By Andrea Shalal
WASHINGTON (Reuters) -The International Monetary Fund should issue $650 billion in new emergency reserves to help its member countries grapple with overlapping health, food, energy and inflation crises, 140 civil society groups said in a letter to the IMF’s board on Thursday.
IMF officials in July said a fresh issuance of Special Drawing Rights (SDR) reserves was among the options for aiding countries struggling with spillovers from Russia’s war in Ukraine, but there were no active discussions on the matter.
The World Bank warned last month of the growing risk of a global recession as a result of the war, and said on Wednesday nearly 600 million people would still be living in extreme poverty – with income of just $2.15 a day – by 2030.
The groups’ plea for a second major SDR allocation in just over a year comes as global finance officials prepare to meet in Washington for the annual meetings of the IMF and World Bank.
Similar calls have come from lawmakers and business groups in recent months, although critics say a new issuance would also deliver fresh assets to Russia, which remains an IMF member.
Backers say in practice Russia would be hard pressed to find any country to swap its SDRs into hard currencies.
Mark Plant, a former IMF official with the Center for Global Development, said it would be difficult to win the 85% approval needed for another allocation given deep frustration that the Group of 20 major economies had not met their commitment to recycle $100 billion of their SDRs from the last one.
The IMF in August 2021 created and issued $650 billion in SDR assets to member countries to aid their recovery from the COVID-19 pandemic, but poor countries are clamoring for more funds due to high inflation and a mounting debt crisis.
The letter, signed by Action Corps, Arab Watch Coalition, Center for Economic and Policy Research and other groups from around the world, said over 100 countries had used last year’s SDR allocation in the first year.
Those countries needed more funds since they were struggling with the ongoing COVID-19 pandemic, soaring food and energy costs due to the war in Ukraine, climate disasters and high debt levels, the letter said.
They said 42 countries had exchanged their SDRs for hard currencies valued at $16 billion, and 69 countries used SDRS worth $80 billion in their budgets or for other fiscal purposes.
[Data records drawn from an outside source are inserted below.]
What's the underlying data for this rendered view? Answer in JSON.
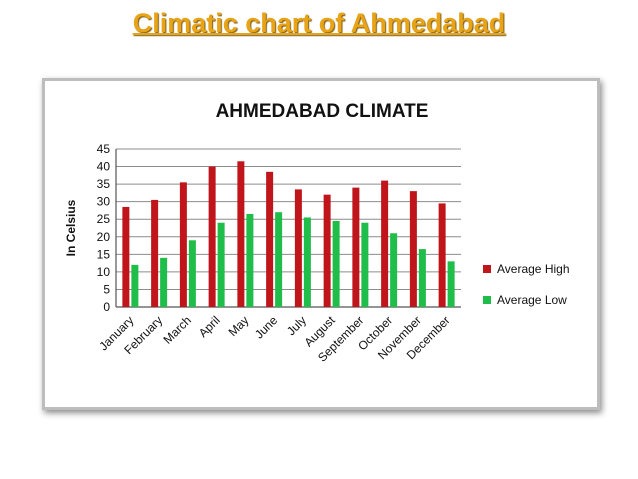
{
  "slide": {
    "title": "Climatic chart of Ahmedabad"
  },
  "chart_data": {
    "type": "bar",
    "title": "AHMEDABAD CLIMATE",
    "xlabel": "",
    "ylabel": "In Celsius",
    "ylim": [
      0,
      45
    ],
    "yticks": [
      "0",
      "5",
      "10",
      "15",
      "20",
      "25",
      "30",
      "35",
      "40",
      "45"
    ],
    "grid": true,
    "legend_position": "right",
    "categories": [
      "January",
      "February",
      "March",
      "April",
      "May",
      "June",
      "July",
      "August",
      "September",
      "October",
      "November",
      "December"
    ],
    "series": [
      {
        "name": "Average High",
        "color": "#c0151a",
        "values": [
          28.5,
          30.5,
          35.5,
          40,
          41.5,
          38.5,
          33.5,
          32,
          34,
          36,
          33,
          29.5
        ]
      },
      {
        "name": "Average Low",
        "color": "#1fbd4a",
        "values": [
          12,
          14,
          19,
          24,
          26.5,
          27,
          25.5,
          24.5,
          24,
          21,
          16.5,
          13
        ]
      }
    ]
  }
}
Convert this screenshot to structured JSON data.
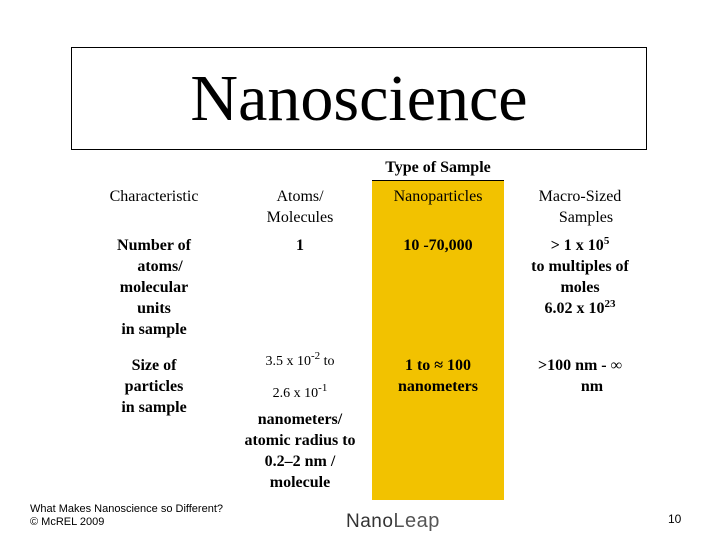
{
  "slide": {
    "title": "Nanoscience",
    "type_of_sample": "Type of Sample"
  },
  "table": {
    "headers": [
      "Characteristic",
      "Atoms/\nMolecules",
      "Nanoparticles",
      "Macro-Sized\n   Samples"
    ],
    "row1": {
      "characteristic": "Number of\n   atoms/\nmolecular\nunits\nin sample",
      "atoms": "1",
      "nano": "10 -70,000",
      "macro_line1_pre": "> 1 x 10",
      "macro_line1_sup": "5",
      "macro_line2": "to multiples of",
      "macro_line3": "moles",
      "macro_line4_pre": "6.02 x 10",
      "macro_line4_sup": "23"
    },
    "row2": {
      "characteristic": "Size of\nparticles\nin sample",
      "atoms_line1_pre": "3.5 x 10",
      "atoms_line1_sup": "-2",
      "atoms_line1_post": " to",
      "atoms_line2_pre": "2.6 x 10",
      "atoms_line2_sup": "-1",
      "atoms_rest": "nanometers/\natomic radius to\n0.2–2 nm /\nmolecule",
      "nano": "1 to ≈ 100\nnanometers",
      "macro": ">100 nm - ∞\n      nm"
    }
  },
  "footer": {
    "line1": "What Makes Nanoscience so Different?",
    "line2": "© McREL 2009",
    "logo_nano": "Nano",
    "logo_leap": "Leap",
    "page": "10"
  }
}
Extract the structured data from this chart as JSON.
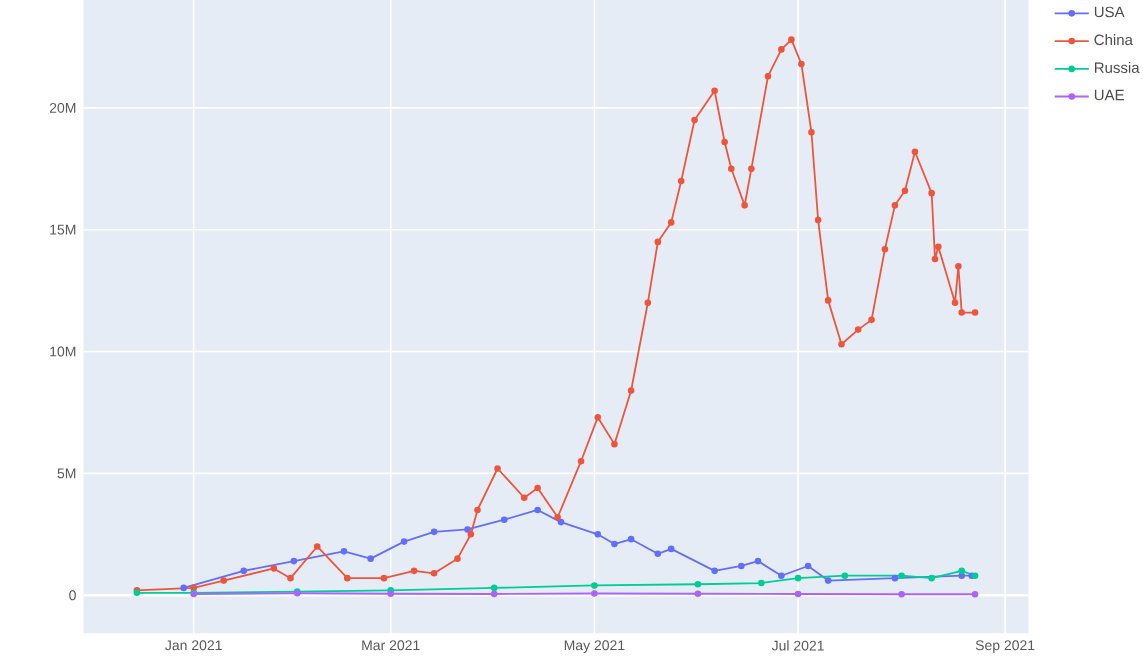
{
  "chart_data": {
    "type": "line",
    "marker": "circle",
    "line_style": "solid",
    "grid": true,
    "legend": "top right",
    "xlim": [
      "2020-11-29",
      "2021-09-08"
    ],
    "ylim": [
      -1560000,
      24500000
    ],
    "xticks": [
      {
        "value": "2021-01-01",
        "label": "Jan 2021"
      },
      {
        "value": "2021-03-01",
        "label": "Mar 2021"
      },
      {
        "value": "2021-05-01",
        "label": "May 2021"
      },
      {
        "value": "2021-07-01",
        "label": "Jul 2021"
      },
      {
        "value": "2021-09-01",
        "label": "Sep 2021"
      }
    ],
    "yticks": [
      0,
      {
        "value": 5000000,
        "label": "5M"
      },
      {
        "value": 10000000,
        "label": "10M"
      },
      {
        "value": 15000000,
        "label": "15M"
      },
      {
        "value": 20000000,
        "label": "20M"
      }
    ],
    "series": [
      {
        "name": "USA",
        "color": "#636efa",
        "x": [
          "2020-12-29",
          "2021-01-16",
          "2021-01-31",
          "2021-02-15",
          "2021-02-23",
          "2021-03-05",
          "2021-03-14",
          "2021-03-24",
          "2021-04-04",
          "2021-04-14",
          "2021-04-21",
          "2021-05-02",
          "2021-05-07",
          "2021-05-12",
          "2021-05-20",
          "2021-05-24",
          "2021-06-06",
          "2021-06-14",
          "2021-06-19",
          "2021-06-26",
          "2021-07-04",
          "2021-07-10",
          "2021-07-30",
          "2021-08-19",
          "2021-08-22"
        ],
        "values": [
          300000,
          1000000,
          1400000,
          1800000,
          1500000,
          2200000,
          2600000,
          2700000,
          3100000,
          3500000,
          3000000,
          2500000,
          2100000,
          2300000,
          1700000,
          1900000,
          1000000,
          1200000,
          1400000,
          800000,
          1200000,
          600000,
          700000,
          800000,
          800000
        ]
      },
      {
        "name": "China",
        "color": "#ef553b",
        "x": [
          "2020-12-15",
          "2021-01-01",
          "2021-01-10",
          "2021-01-25",
          "2021-01-30",
          "2021-02-07",
          "2021-02-16",
          "2021-02-27",
          "2021-03-08",
          "2021-03-14",
          "2021-03-21",
          "2021-03-25",
          "2021-03-27",
          "2021-04-02",
          "2021-04-10",
          "2021-04-14",
          "2021-04-20",
          "2021-04-27",
          "2021-05-02",
          "2021-05-07",
          "2021-05-12",
          "2021-05-17",
          "2021-05-20",
          "2021-05-24",
          "2021-05-27",
          "2021-05-31",
          "2021-06-06",
          "2021-06-09",
          "2021-06-11",
          "2021-06-15",
          "2021-06-17",
          "2021-06-22",
          "2021-06-26",
          "2021-06-29",
          "2021-07-02",
          "2021-07-05",
          "2021-07-07",
          "2021-07-10",
          "2021-07-14",
          "2021-07-19",
          "2021-07-23",
          "2021-07-27",
          "2021-07-30",
          "2021-08-02",
          "2021-08-05",
          "2021-08-10",
          "2021-08-11",
          "2021-08-12",
          "2021-08-17",
          "2021-08-18",
          "2021-08-19",
          "2021-08-23"
        ],
        "values": [
          200000,
          300000,
          600000,
          1100000,
          700000,
          2000000,
          700000,
          700000,
          1000000,
          900000,
          1500000,
          2500000,
          3500000,
          5200000,
          4000000,
          4400000,
          3200000,
          5500000,
          7300000,
          6200000,
          8400000,
          12000000,
          14500000,
          15300000,
          17000000,
          19500000,
          20700000,
          18600000,
          17500000,
          16000000,
          17500000,
          21300000,
          22400000,
          22800000,
          21800000,
          19000000,
          15400000,
          12100000,
          10300000,
          10900000,
          11300000,
          14200000,
          16000000,
          16600000,
          18200000,
          16500000,
          13800000,
          14300000,
          12000000,
          13500000,
          11600000,
          11600000
        ]
      },
      {
        "name": "Russia",
        "color": "#00cc96",
        "x": [
          "2020-12-15",
          "2021-01-01",
          "2021-02-01",
          "2021-03-01",
          "2021-04-01",
          "2021-05-01",
          "2021-06-01",
          "2021-06-20",
          "2021-07-01",
          "2021-07-15",
          "2021-08-01",
          "2021-08-10",
          "2021-08-19",
          "2021-08-23"
        ],
        "values": [
          100000,
          100000,
          150000,
          200000,
          300000,
          400000,
          450000,
          500000,
          700000,
          800000,
          800000,
          700000,
          1000000,
          800000
        ]
      },
      {
        "name": "UAE",
        "color": "#ab63fa",
        "x": [
          "2021-01-01",
          "2021-02-01",
          "2021-03-01",
          "2021-04-01",
          "2021-05-01",
          "2021-06-01",
          "2021-07-01",
          "2021-08-01",
          "2021-08-23"
        ],
        "values": [
          50000,
          80000,
          60000,
          50000,
          70000,
          60000,
          50000,
          40000,
          40000
        ]
      }
    ]
  }
}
The non-partisan One Campaign, which tracks SDR pledges, said only $60 billion in pledges had been made thus far, with several countries – including Ireland, Norway, Switzerland and Sweden – having failed to make any pledges.
Sara Harcourt, senior policy director for development finance at the ONE Campaign, said it was shocking that so little progress has been made toward the $100 billion target.
“It’s like there’s a fire burning and the people in charge of the sprinklers aren’t using them,” she said.